The Debt Limit: What It Is and How It Works
The current debt limit is $28.4 trillion, and it was reinstated on August 1, 2019, after a two-year suspension. Since then, the Treasury Department has been using so-called extraordinary measures to avoid breaching the limit, but those measures are projected to run out in the coming weeks.
“Based on our best and most recent information, the most likely outcome is that cash and extraordinary measures will be exhausted during the month of October,” Yellen wrote in a letter to Congress last week. “At that point, Treasury would be left with very limited resources that would be depleted quickly.”
Yellen’s Urgent Call to Action: Why a Default Would Be Unthinkable
Yellen’s warning that the United States could default on its debt by June 1 comes amid a partisan standoff in Congress over raising the debt limit. Republicans have argued that Democrats should use the reconciliation process, which allows for a simple majority vote in the Senate, to pass a debt limit increase or suspension without Republican support.
In her speech on Monday, Yellen urged Congress to act quickly to raise or suspend the debt limit, saying that a default would be “unthinkable” and could have dire consequences for the economy and the global financial system hence the United States could default on its debt by June 1.

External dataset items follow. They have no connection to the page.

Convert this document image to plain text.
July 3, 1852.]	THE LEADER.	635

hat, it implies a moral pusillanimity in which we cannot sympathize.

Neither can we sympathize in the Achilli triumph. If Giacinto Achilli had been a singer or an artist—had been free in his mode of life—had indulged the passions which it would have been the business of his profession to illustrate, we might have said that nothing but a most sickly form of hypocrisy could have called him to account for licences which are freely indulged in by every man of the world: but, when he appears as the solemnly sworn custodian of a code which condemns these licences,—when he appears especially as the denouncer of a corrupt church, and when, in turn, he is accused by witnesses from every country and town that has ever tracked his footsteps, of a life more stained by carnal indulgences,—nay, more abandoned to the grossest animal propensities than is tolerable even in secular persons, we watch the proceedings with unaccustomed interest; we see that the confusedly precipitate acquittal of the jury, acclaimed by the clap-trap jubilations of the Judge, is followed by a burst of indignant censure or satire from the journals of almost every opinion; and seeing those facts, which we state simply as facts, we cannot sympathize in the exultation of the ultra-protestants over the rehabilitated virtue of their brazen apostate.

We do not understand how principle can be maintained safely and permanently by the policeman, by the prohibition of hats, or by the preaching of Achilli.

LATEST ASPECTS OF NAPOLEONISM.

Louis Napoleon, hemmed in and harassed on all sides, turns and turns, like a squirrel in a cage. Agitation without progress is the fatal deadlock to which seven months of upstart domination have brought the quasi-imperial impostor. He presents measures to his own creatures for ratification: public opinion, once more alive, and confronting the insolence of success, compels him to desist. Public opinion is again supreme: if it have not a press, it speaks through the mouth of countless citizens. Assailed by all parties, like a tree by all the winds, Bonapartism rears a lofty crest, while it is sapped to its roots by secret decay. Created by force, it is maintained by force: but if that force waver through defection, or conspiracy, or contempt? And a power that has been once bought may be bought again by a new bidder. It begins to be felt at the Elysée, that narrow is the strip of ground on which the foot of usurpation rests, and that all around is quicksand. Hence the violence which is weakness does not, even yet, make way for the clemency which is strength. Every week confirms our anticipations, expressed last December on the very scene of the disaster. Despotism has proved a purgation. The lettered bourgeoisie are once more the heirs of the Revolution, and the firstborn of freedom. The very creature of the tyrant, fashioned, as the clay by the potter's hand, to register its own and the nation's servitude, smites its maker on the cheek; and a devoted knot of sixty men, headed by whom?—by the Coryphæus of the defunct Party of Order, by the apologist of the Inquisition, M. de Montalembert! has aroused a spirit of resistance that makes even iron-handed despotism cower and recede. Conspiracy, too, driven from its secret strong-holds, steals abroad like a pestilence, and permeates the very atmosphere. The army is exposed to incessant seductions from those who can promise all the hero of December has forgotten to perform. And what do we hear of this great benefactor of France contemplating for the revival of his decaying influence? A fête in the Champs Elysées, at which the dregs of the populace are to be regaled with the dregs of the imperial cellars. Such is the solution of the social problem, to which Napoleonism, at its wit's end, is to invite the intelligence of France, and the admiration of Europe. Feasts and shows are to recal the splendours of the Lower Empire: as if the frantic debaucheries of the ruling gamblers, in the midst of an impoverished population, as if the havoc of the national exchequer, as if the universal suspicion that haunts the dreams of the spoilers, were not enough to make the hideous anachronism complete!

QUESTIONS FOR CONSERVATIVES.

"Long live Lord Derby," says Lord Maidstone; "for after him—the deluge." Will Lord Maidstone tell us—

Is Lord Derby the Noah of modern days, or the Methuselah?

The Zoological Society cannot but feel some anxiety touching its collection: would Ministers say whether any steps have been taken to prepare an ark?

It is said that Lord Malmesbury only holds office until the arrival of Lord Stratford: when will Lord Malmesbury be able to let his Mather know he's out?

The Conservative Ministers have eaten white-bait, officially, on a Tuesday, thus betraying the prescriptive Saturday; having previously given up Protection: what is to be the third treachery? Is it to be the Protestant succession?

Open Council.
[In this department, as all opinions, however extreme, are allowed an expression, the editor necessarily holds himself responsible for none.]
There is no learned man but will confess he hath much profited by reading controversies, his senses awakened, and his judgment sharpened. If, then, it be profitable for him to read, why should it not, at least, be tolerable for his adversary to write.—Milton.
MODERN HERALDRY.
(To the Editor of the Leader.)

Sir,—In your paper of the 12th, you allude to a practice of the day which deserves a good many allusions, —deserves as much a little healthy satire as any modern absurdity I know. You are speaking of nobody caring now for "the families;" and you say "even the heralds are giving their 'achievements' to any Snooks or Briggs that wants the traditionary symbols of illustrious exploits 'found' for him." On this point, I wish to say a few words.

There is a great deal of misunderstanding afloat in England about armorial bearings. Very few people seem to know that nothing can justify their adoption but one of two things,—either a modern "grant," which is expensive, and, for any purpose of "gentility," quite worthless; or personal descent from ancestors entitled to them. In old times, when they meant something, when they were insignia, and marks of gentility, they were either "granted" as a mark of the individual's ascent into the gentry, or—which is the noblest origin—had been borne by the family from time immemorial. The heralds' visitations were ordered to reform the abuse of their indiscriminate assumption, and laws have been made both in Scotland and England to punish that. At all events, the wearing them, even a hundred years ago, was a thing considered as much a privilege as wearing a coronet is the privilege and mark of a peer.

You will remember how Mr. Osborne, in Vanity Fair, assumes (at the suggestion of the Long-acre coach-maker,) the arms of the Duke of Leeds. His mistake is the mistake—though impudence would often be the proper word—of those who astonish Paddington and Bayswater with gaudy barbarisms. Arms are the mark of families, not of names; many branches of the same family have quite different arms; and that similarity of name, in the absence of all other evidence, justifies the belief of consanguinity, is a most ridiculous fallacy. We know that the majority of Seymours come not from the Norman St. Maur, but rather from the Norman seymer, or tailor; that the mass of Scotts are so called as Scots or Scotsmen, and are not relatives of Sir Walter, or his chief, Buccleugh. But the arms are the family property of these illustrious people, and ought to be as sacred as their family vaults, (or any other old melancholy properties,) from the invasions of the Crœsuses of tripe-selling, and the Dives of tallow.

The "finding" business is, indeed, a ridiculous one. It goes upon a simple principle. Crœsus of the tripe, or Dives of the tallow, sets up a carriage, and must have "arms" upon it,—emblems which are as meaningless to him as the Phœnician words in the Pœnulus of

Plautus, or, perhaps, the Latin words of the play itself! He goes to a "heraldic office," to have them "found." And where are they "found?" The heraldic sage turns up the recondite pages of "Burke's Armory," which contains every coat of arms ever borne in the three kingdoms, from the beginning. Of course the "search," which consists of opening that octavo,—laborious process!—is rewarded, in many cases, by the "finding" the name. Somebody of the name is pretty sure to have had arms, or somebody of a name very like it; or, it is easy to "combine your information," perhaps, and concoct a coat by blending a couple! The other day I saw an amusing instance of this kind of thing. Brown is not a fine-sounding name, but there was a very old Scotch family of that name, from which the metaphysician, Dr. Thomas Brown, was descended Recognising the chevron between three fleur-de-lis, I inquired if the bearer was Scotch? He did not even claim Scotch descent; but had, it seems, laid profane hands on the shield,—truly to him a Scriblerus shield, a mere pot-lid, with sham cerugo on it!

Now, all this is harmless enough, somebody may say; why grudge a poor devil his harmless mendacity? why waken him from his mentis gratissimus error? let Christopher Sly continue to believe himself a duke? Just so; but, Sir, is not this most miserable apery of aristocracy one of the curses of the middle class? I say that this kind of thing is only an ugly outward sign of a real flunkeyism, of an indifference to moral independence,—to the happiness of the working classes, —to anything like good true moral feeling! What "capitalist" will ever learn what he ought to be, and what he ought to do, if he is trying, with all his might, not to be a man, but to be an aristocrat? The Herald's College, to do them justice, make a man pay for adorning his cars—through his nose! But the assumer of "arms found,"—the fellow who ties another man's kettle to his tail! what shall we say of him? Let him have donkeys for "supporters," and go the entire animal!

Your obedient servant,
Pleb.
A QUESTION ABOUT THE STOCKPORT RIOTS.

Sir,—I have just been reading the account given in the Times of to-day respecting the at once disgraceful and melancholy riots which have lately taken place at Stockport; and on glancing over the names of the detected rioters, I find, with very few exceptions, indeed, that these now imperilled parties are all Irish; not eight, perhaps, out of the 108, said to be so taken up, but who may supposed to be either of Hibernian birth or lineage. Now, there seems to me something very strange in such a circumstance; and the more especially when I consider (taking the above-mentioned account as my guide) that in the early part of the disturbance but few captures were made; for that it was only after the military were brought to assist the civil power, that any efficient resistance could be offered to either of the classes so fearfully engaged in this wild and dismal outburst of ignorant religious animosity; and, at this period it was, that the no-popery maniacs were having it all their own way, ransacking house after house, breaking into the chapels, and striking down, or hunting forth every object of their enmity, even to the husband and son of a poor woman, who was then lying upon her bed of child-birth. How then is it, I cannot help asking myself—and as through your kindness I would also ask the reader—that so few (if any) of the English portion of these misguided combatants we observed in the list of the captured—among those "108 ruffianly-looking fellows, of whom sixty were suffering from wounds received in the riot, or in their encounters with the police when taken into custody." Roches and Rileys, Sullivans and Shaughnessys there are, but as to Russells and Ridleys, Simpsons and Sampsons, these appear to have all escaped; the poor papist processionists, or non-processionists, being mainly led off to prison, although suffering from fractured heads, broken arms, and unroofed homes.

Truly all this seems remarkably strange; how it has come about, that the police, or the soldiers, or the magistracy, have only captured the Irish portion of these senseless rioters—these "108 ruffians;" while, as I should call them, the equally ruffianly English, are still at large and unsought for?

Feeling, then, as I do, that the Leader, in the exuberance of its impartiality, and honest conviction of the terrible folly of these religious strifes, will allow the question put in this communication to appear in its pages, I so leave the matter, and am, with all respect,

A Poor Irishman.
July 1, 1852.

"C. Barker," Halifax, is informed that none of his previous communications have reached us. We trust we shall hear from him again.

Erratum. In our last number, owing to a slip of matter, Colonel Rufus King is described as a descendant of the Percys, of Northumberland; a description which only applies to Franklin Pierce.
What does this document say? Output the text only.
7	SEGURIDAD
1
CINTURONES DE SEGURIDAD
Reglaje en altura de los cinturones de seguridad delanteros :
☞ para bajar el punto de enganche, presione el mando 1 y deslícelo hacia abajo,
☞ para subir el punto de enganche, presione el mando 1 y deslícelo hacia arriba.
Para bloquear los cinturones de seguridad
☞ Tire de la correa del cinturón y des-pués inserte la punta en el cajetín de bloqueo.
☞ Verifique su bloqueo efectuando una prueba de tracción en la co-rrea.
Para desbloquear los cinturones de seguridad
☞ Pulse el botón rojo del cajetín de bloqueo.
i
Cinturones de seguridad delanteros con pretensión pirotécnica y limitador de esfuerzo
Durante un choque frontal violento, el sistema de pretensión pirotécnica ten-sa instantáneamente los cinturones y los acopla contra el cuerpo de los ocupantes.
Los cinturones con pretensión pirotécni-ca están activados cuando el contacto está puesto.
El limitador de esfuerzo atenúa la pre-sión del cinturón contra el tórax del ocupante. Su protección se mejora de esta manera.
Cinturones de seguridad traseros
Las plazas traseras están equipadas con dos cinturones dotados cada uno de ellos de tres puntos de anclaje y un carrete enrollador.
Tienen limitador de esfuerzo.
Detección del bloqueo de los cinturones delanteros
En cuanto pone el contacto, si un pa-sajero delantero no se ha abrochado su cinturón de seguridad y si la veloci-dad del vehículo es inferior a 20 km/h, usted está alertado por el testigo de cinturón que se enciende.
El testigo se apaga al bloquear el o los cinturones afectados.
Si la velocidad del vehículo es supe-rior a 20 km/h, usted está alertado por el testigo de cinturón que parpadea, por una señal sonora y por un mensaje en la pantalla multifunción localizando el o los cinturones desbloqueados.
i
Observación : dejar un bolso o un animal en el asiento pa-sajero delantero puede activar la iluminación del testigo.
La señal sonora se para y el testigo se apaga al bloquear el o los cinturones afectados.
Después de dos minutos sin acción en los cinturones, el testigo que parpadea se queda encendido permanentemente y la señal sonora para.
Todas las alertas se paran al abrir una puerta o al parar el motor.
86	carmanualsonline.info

The Need for Republican Support
“A delay that calls into question the full faith and credit of the United States would be harmful to our economy and to working families and should be avoided,” Yellen said. She further added, “The vast majority of our debt is held by domestic investors and the federal government has never defaulted on its debt. But the stakes are too high to take any chances and Congress should act as soon as possible.”
Yellen also noted that a default would make it more expensive for the government to borrow money in the future, potentially leading to higher interest rates for consumers and businesses.
While Democrats have a narrow majority in both the House and the Senate, they would need some Republican support in the Senate to pass a debt limit increase or suspension, as the filibuster requires 60 votes to overcome. Senate Minority Leader Mitch McConnell has said that Republicans will not provide any votes to raise the debt limit, arguing that Democrats should use reconciliation.
The Deadline Looms: What Will Happen If Congress Does Not Act by June 1?
Democrats, however, have said that reconciliation would take too long and would not provide the certainty and stability that the financial markets need. They have also pointed out that Republicans raised the debt limit three times during the Trump administration without any conditions or offsets.
If Congress does not act to raise or suspend the debt limit by June 1, the Treasury Department will be forced to prioritize payments, meaning that some bills may go unpaid. That could include payments to Social Security and Medicare beneficiaries, as well as payments to contractors and suppliers.
In conclusion, Treasury Secretary Janet Yellen has issued a stark warning that the United States could default on its debt by June 1 if Congress does not act to raise or suspend the debt limit. Yellen has urged Congress to act quickly, saying that a default would be “unthinkable” and could have dire consequences for the economy and the global financial system. She has stressed that the Treasury Department has limited tools to avoid default and that delaying action could have serious consequences.